明思垂了垂眸,复抬眸,眸光清透,“荣烈,你究竟想做什么?”
荣烈定定看着她,唇边笑意愈发婉约,烛火跳动,似乎他唇边的笑容也在跳动,“你还是第一次叫我名字。”
明思同他对视须臾,不自然地转过身体,瞟了一眼桌上摇曳的烛火,只觉眼有些发花。又偏首看向内侧,却见墙上两道身影被烛火拉得欣长。一道高大挺拔,一道纤细玲珑。
看了一眼,蓦地又转开。明思默然片刻,没有回首看他,不知为何,她心里有种慌乱。这个男人,此刻的这种温柔随和,却比原来的邪魅惑人,让她更觉难以应对。
今日的他,比前几日更让她看不透。
“今天买回来的东西,你可有喜欢的。”荣烈话声中带了些笑意,却是随意柔声。似乎觉得明思这般背对他说话,也属自然。
明思想来想去也寻不到个究竟。

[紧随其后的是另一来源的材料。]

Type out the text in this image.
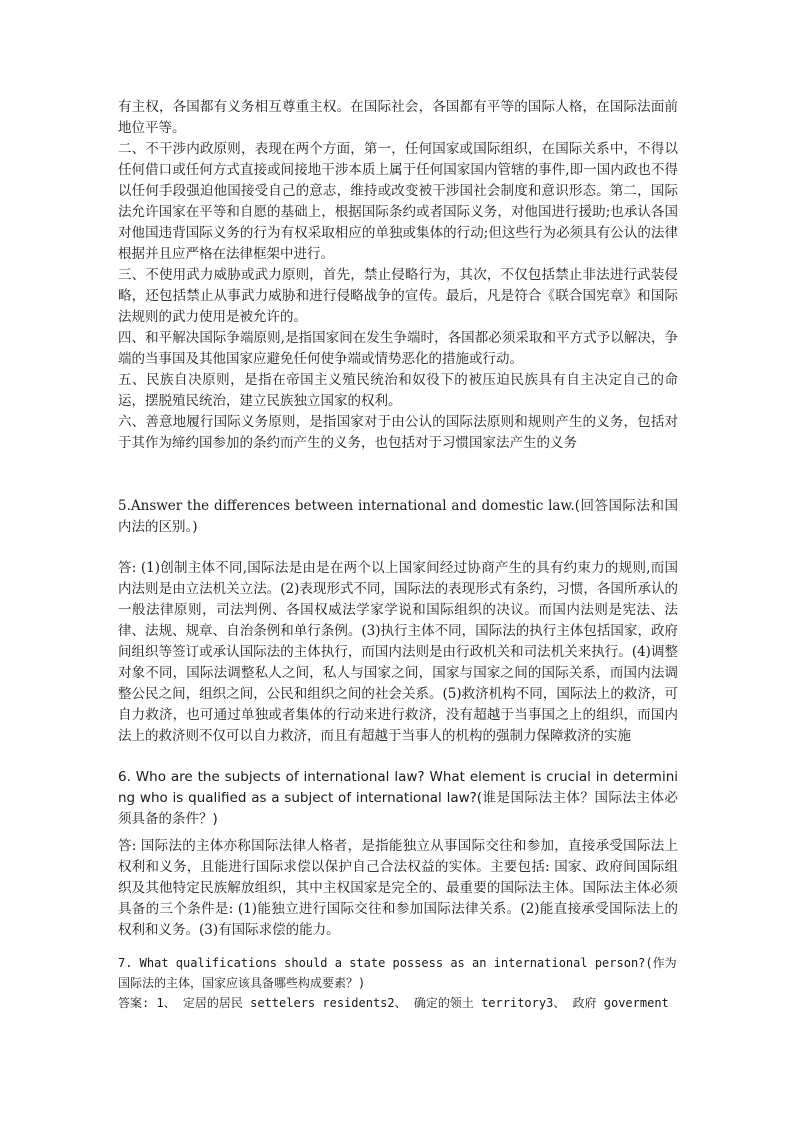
有主权，各国都有义务相互尊重主权。在国际社会，各国都有平等的国际人格，在国际法面前地位平等。

二、不干涉内政原则，表现在两个方面，第一，任何国家或国际组织，在国际关系中，不得以任何借口或任何方式直接或间接地干涉本质上属于任何国家国内管辖的事件,即一国内政也不得以任何手段强迫他国接受自己的意志，维持或改变被干涉国社会制度和意识形态。第二，国际法允许国家在平等和自愿的基础上，根据国际条约或者国际义务，对他国进行援助;也承认各国对他国违背国际义务的行为有权采取相应的单独或集体的行动;但这些行为必须具有公认的法律根据并且应严格在法律框架中进行。

三、不使用武力威胁或武力原则，首先，禁止侵略行为，其次，不仅包括禁止非法进行武装侵略，还包括禁止从事武力威胁和进行侵略战争的宣传。最后，凡是符合《联合国宪章》和国际法规则的武力使用是被允许的。

四、和平解决国际争端原则,是指国家间在发生争端时，各国都必须采取和平方式予以解决，争端的当事国及其他国家应避免任何使争端或情势恶化的措施或行动。

五、民族自决原则，是指在帝国主义殖民统治和奴役下的被压迫民族具有自主决定自己的命运，摆脱殖民统治，建立民族独立国家的权利。

六、善意地履行国际义务原则，是指国家对于由公认的国际法原则和规则产生的义务，包括对于其作为缔约国参加的条约而产生的义务，也包括对于习惯国家法产生的义务

5.Answer the differences between international and domestic law.(回答国际法和国内法的区别。)

答: (1)创制主体不同,国际法是由是在两个以上国家间经过协商产生的具有约束力的规则,而国内法则是由立法机关立法。(2)表现形式不同，国际法的表现形式有条约，习惯，各国所承认的一般法律原则，司法判例、各国权威法学家学说和国际组织的决议。而国内法则是宪法、法律、法规、规章、自治条例和单行条例。(3)执行主体不同，国际法的执行主体包括国家，政府间组织等签订或承认国际法的主体执行，而国内法则是由行政机关和司法机关来执行。(4)调整对象不同，国际法调整私人之间，私人与国家之间，国家与国家之间的国际关系，而国内法调整公民之间，组织之间，公民和组织之间的社会关系。(5)救济机构不同，国际法上的救济，可自力救济，也可通过单独或者集体的行动来进行救济，没有超越于当事国之上的组织，而国内法上的救济则不仅可以自力救济，而且有超越于当事人的机构的强制力保障救济的实施

6. Who are the subjects of international law? What element is crucial in determining who is qualified as a subject of international law?(谁是国际法主体？国际法主体必须具备的条件？)

答: 国际法的主体亦称国际法律人格者，是指能独立从事国际交往和参加，直接承受国际法上权利和义务，且能进行国际求偿以保护自己合法权益的实体。主要包括: 国家、政府间国际组织及其他特定民族解放组织，其中主权国家是完全的、最重要的国际法主体。国际法主体必须具备的三个条件是: (1)能独立进行国际交往和参加国际法律关系。(2)能直接承受国际法上的权利和义务。(3)有国际求偿的能力。

7. What qualifications should a state possess as an international person?(作为国际法的主体，国家应该具备哪些构成要素？)

答案: 1、 定居的居民 settelers residents2、 确定的领土 territory3、 政府 goverment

这个男人,早上分明还被自己气得不轻,怎出去逛了一圈回来,就好像又被什么东西附身了似的。
今天早上是一变,出去回来又是一变……早上是无耻下流厚脸皮,这到了晚上却是温柔儒雅,宛若知交故友……太多变了!饶是明思觉得自己承受力不弱,也自觉有些应付无暇。